This study was approved by the Research Ethics Board at the University of Toronto. Written informed consent was obtained from all patients before sampling.
After enrolment, patients who required antibiotic treatment for infections were asked to provide the date of onset of their symptoms, as well as the date of first dose of antibiotic. To minimize recall bias, details regarding infection timing were collected at the first and all subsequent IVIg infusions. In addition, sputum cultures and chest X-rays were obtained if appropriate as dictated by standard of care.
Over the duration of the study, monthly IVIg infusions took place and the timing of each infection relative to the preceding infusion was collected. The number of infections was recorded, with emphasis on the onset and treatment of infection (i.e. day 1 to day 28 post infusion).
Subject inclusion criteria were: a diagnosis of CVID (based on the current ESID classification) [1, 2] or XLA; currently receiving or previously received IVIG at 4 week intervals, for at least 6 months; a stable clinical course; over the age of 18; willing to comply with all trial procedures, and sign an Informed Consent Form.
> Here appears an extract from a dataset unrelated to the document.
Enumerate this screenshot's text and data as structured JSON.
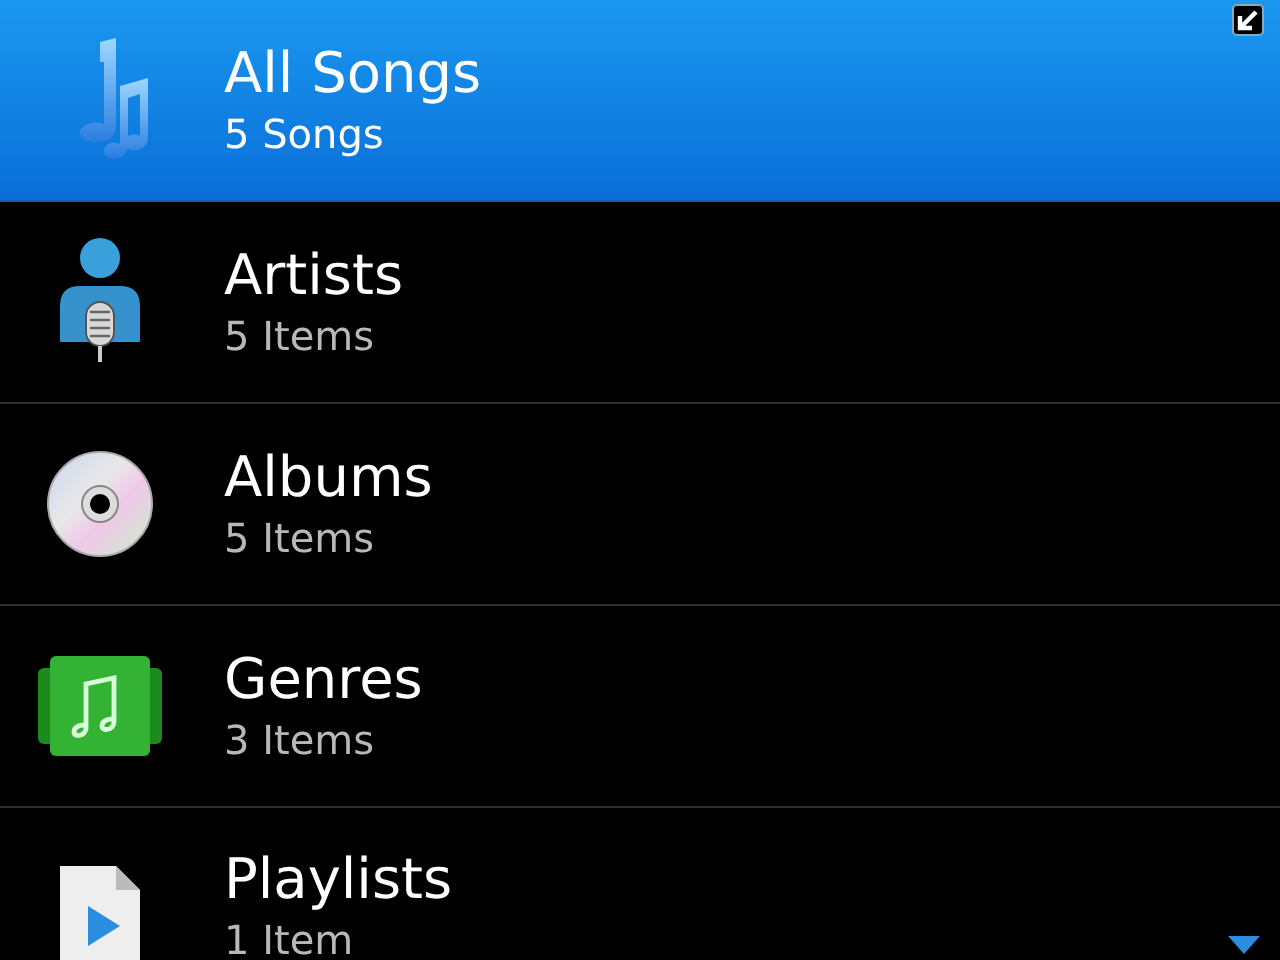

Subjects were excluded if: they had an anaphylactic or severe systemic response to Immune Globulin (Human); were a drug or alcohol abuser; were HIV PCR positive, Hepatitis C PCR positive, or hepatitis B DNA assay positive; had a concomitant disease, the course of which might reasonably be expected to change during the study period; or had other chronic conditions or treatments which, in the investigator’s opinion, may confound the interpretation of the results of the study questionnaires, such as chemotherapy or prophylactic antibiotics. The investigators felt that the inclusion of individuals on prophylactic antibiotics may confound results and lead to under-representation of infections, and in such a small sample size in a rare condition, it may skew results.
A history of past comorbidities and those present at enrollment was obtained through patients’ recollection as well as through clinical documentation.
Descriptive analyses were conducted to explore the patterns of the data at each month and then over the course of the study year. Descriptive statistics were calculated as mean, standard deviation, median, inter-quartile range for continuous variables and proportions for categorical variables.
To evaluate the primary endpoint, the mean number of days to infection among patients who had at least one infection between infusions, we performed a mixed model with random intercepts to account for multiple visits and multiple infections per patient and estimate the mean number of days after infusion.
To estimate infection rates, we categorized days to each new infections since infusion as Week 1 ≤ 7 days, Week 2 8–14 days, Week 3 15–21 days, Week 4 > 21 days. For each patient, we summed up all new infections within each category across all visits. We analyzed the data assuming the Poisson distribution for total repeated counts of new infections at weeks 1, 2, 3, and 4 post-infusion, accounting for within-patient correlations.
Secondary outcomes including the average number of infections per year, types of infections and the use of antibiotics to treated documented infections, were analyzed assuming the Poisson distribution for total counts.
SAS PROC GENMOD was used to fit a generalized estimating equations Poisson model assuming the exchangeable correlation structure and including an offset as the natural log of total years of follow-up. Rates/year within each week post-infusion and 95% confidence intervals were estimated. A time shifted analysis was not conducted in this study.
All analyses were conducted using SAS 9.4 (SAS Inc. Cary, NC). All tests were two-sided and statistical significance was defined if the p value was 0.05 or less.
PROC GENMOD in SAS will be used fit a Poisson model to the data. Patient baseline characteristics such as age, gender, time since diagnosis, and IgG trough levels may be incorporated in all models.